Au nouveau président du comité exécutif du Parti libéral du Québec de Charlesbourg
À la suite de la parution d'un article dans le Charlesbourg Express 14 mai 2008 qui faisait état de la formation de l’exécutif Libérale de Charlesbourg, je tiens à vous féliciter, M. Gilles Papillon, pour votre nomination à la présidence.

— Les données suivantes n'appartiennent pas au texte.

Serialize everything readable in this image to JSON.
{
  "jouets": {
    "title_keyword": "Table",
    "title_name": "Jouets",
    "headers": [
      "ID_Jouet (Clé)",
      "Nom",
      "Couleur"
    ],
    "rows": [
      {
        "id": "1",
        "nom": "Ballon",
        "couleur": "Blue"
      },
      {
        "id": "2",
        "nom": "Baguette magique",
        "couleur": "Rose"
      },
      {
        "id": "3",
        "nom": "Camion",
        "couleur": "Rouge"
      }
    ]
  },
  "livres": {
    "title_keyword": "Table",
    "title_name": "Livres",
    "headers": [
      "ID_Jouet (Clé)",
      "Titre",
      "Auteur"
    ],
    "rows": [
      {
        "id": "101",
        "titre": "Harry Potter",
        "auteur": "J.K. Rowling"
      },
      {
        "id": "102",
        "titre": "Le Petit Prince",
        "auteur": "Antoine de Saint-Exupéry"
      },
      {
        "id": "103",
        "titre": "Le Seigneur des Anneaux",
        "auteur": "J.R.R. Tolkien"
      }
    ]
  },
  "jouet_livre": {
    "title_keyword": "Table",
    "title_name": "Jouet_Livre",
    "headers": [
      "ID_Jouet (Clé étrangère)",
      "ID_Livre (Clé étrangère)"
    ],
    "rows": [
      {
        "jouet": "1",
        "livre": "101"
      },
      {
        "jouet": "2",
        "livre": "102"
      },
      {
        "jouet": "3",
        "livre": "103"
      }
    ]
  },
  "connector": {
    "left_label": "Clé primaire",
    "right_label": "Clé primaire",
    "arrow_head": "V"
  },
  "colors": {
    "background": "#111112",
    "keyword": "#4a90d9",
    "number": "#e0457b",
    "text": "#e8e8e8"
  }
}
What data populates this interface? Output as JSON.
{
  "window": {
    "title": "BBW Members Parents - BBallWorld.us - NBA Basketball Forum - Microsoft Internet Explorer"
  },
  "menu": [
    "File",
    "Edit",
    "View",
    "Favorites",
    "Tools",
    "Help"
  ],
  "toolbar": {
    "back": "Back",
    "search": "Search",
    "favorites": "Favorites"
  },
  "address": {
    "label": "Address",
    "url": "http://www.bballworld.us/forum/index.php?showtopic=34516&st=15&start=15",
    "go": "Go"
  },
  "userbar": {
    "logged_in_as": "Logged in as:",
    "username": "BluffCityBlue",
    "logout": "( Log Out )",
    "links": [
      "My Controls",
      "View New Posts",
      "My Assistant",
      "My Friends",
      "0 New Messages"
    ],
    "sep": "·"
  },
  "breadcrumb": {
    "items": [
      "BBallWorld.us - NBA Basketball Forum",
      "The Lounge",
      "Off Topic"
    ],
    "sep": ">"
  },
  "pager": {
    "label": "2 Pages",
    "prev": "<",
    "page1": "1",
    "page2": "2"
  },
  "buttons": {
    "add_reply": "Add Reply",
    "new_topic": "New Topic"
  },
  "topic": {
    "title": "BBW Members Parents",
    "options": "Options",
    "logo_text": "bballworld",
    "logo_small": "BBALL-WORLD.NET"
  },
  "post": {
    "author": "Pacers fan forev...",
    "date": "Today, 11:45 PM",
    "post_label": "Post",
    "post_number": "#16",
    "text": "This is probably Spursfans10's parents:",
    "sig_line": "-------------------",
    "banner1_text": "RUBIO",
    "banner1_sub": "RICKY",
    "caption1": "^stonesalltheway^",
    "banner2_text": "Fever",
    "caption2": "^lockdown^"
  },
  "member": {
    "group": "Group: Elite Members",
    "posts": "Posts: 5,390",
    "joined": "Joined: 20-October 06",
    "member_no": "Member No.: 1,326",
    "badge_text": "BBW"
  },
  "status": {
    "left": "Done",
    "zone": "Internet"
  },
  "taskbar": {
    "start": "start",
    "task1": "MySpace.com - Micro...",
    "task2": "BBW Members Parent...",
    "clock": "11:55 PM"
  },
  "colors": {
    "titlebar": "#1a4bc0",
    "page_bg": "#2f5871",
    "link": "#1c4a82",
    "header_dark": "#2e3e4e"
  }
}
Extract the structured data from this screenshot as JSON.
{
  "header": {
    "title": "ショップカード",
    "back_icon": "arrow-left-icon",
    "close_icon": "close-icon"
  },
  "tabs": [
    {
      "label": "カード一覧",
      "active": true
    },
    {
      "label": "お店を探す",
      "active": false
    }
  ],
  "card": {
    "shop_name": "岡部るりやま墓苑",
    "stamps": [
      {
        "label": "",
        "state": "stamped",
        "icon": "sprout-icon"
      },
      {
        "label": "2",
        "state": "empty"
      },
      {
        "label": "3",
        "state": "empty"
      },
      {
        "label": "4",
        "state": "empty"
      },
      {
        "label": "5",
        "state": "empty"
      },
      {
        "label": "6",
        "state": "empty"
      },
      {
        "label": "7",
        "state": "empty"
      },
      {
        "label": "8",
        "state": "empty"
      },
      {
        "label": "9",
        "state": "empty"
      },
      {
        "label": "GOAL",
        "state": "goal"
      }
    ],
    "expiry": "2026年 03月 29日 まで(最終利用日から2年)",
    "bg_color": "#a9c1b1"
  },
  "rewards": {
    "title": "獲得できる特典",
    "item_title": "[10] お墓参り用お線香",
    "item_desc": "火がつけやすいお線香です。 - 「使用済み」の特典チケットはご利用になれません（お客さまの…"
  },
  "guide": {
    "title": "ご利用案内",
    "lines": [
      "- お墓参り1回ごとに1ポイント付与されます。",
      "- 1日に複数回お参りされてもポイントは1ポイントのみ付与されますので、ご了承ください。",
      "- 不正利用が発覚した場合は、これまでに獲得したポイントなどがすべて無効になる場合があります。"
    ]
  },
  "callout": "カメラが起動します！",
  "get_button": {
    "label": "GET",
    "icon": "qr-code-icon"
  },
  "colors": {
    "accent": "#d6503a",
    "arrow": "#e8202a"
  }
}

Votre arrivée à la tête de l'exécutif pourra, je l'espère, contribuer à élargir le débat politique dans notre circonscription. Cependant, les propos qu'on vous attribue me laissent perplexe. Je crois que votre perception de l'état de la circonscription depuis la dernière élection provinciale dénote à tout le moins une mauvaise information de votre part ou une méconnaissance des grands dossiers débattus dans Charlesbourg.

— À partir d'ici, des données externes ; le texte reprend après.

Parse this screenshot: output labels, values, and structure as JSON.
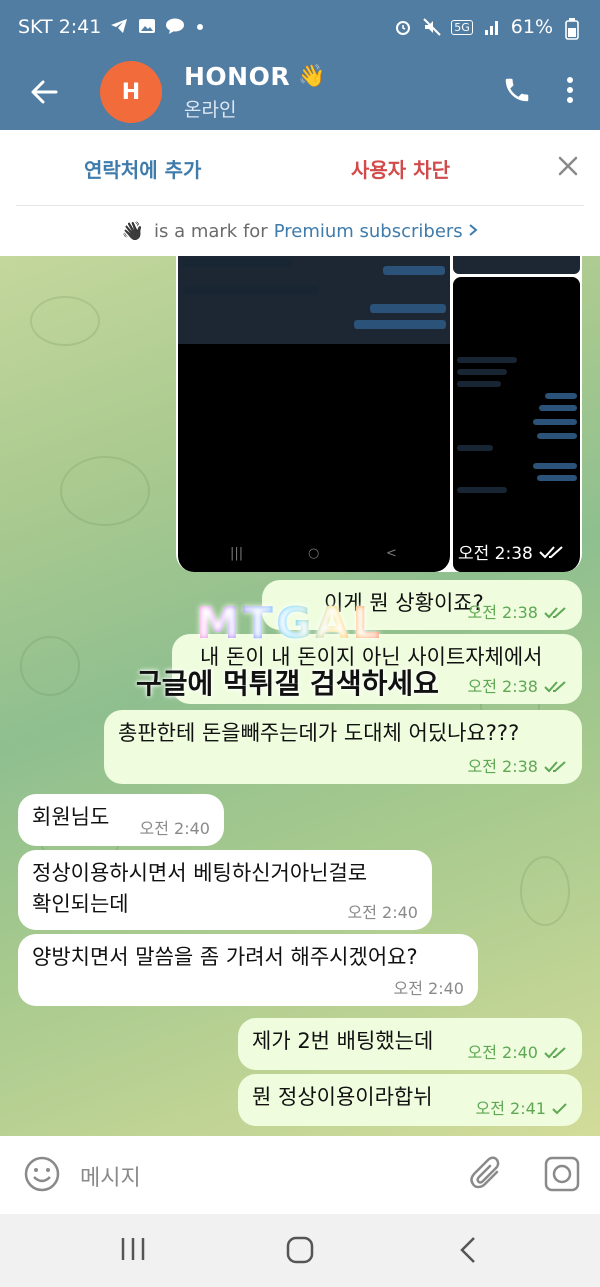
{
  "status_bar": {
    "carrier_time": "SKT 2:41",
    "battery": "61%",
    "network": "5G"
  },
  "header": {
    "avatar_letter": "H",
    "name": "HONOR",
    "emoji": "👋",
    "status": "온라인"
  },
  "action_bar": {
    "add_contact": "연락처에 추가",
    "block_user": "사용자 차단"
  },
  "premium_banner": {
    "emoji": "👋",
    "text": "is a mark for",
    "link": "Premium subscribers"
  },
  "album": {
    "time": "오전 2:38"
  },
  "messages": [
    {
      "text": "이게 뭔 상황이죠?",
      "time": "오전 2:38",
      "direction": "out"
    },
    {
      "text": "내 돈이 내 돈이지 아닌 사이트자체에서",
      "time": "오전 2:38",
      "direction": "out"
    },
    {
      "text": "총판한테 돈을빼주는데가 도대체 어딨나요???",
      "time": "오전 2:38",
      "direction": "out"
    },
    {
      "text": "회원님도",
      "time": "오전 2:40",
      "direction": "in"
    },
    {
      "text_line1": "정상이용하시면서 베팅하신거아닌걸로",
      "text_line2": "확인되는데",
      "time": "오전 2:40",
      "direction": "in"
    },
    {
      "text": "양방치면서 말씀을 좀 가려서 해주시겠어요?",
      "time": "오전 2:40",
      "direction": "in"
    },
    {
      "text": "제가 2번 배팅했는데",
      "time": "오전 2:40",
      "direction": "out"
    },
    {
      "text": "뭔 정상이용이라합뉘",
      "time": "오전 2:41",
      "direction": "out"
    }
  ],
  "watermark": {
    "logo": "MTGAL",
    "caption": "구글에 먹튀갤 검색하세요"
  },
  "input": {
    "placeholder": "메시지"
  },
  "colors": {
    "header_bg": "#527da3",
    "outgoing_bubble": "#effdde",
    "incoming_bubble": "#ffffff",
    "link": "#3f7bab",
    "danger": "#d24a4a",
    "avatar": "#f26b3a"
  }
}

L'implication active de la députée de l'ADQ, Catherine Morissette, n'est plus à démontrer. De même, la présence de l'exécutif adéquiste appuyée par de nombreux bénévoles ne fait aucun doute pour la population de Charlesbourg.

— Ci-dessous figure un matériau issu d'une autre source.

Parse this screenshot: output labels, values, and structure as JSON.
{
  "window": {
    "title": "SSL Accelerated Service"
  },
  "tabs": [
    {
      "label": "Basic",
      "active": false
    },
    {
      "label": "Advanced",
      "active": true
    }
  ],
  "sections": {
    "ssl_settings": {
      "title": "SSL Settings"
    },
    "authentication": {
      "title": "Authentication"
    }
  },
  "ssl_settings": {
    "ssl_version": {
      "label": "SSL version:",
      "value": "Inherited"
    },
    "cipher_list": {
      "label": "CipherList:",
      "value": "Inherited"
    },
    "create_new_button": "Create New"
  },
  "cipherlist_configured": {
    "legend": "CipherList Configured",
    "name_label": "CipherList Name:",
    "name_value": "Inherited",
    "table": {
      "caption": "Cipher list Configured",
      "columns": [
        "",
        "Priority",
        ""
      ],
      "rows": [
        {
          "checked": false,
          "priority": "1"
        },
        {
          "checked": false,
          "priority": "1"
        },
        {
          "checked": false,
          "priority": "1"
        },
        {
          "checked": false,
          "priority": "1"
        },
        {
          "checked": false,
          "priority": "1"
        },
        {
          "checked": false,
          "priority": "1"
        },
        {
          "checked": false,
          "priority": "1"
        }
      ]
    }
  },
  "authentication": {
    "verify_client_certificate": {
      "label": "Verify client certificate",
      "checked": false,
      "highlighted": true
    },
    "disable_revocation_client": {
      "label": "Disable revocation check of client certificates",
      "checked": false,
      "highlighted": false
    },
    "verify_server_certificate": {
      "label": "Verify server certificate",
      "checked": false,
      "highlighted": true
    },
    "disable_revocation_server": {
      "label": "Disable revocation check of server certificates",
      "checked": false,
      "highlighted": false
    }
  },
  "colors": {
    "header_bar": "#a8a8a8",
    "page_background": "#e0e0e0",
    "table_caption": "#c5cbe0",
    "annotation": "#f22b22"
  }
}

Certes, notre approche n'est pas des plus flamboyantes. Au cours de la dernière année, nous avons privilégié «l'approche terrain». Nous préférons faire plutôt que faire paraître. Il suffit de mentionner l'appui et le soutien de Mme Morissette au Patro de Charlesbourg, à la Fondation du CLSC-CHSLD La Source, à la Société artistique de Charlesbourg ainsi que l'aide apportée à de nombreux groupes communautaires. Vous n'avez qu'à en parler à un de vos conseillers, M. Dumais, dont l'organisme a reçu l'appui complet de la députée, et ce, malgré les divergences d'opinions politiques...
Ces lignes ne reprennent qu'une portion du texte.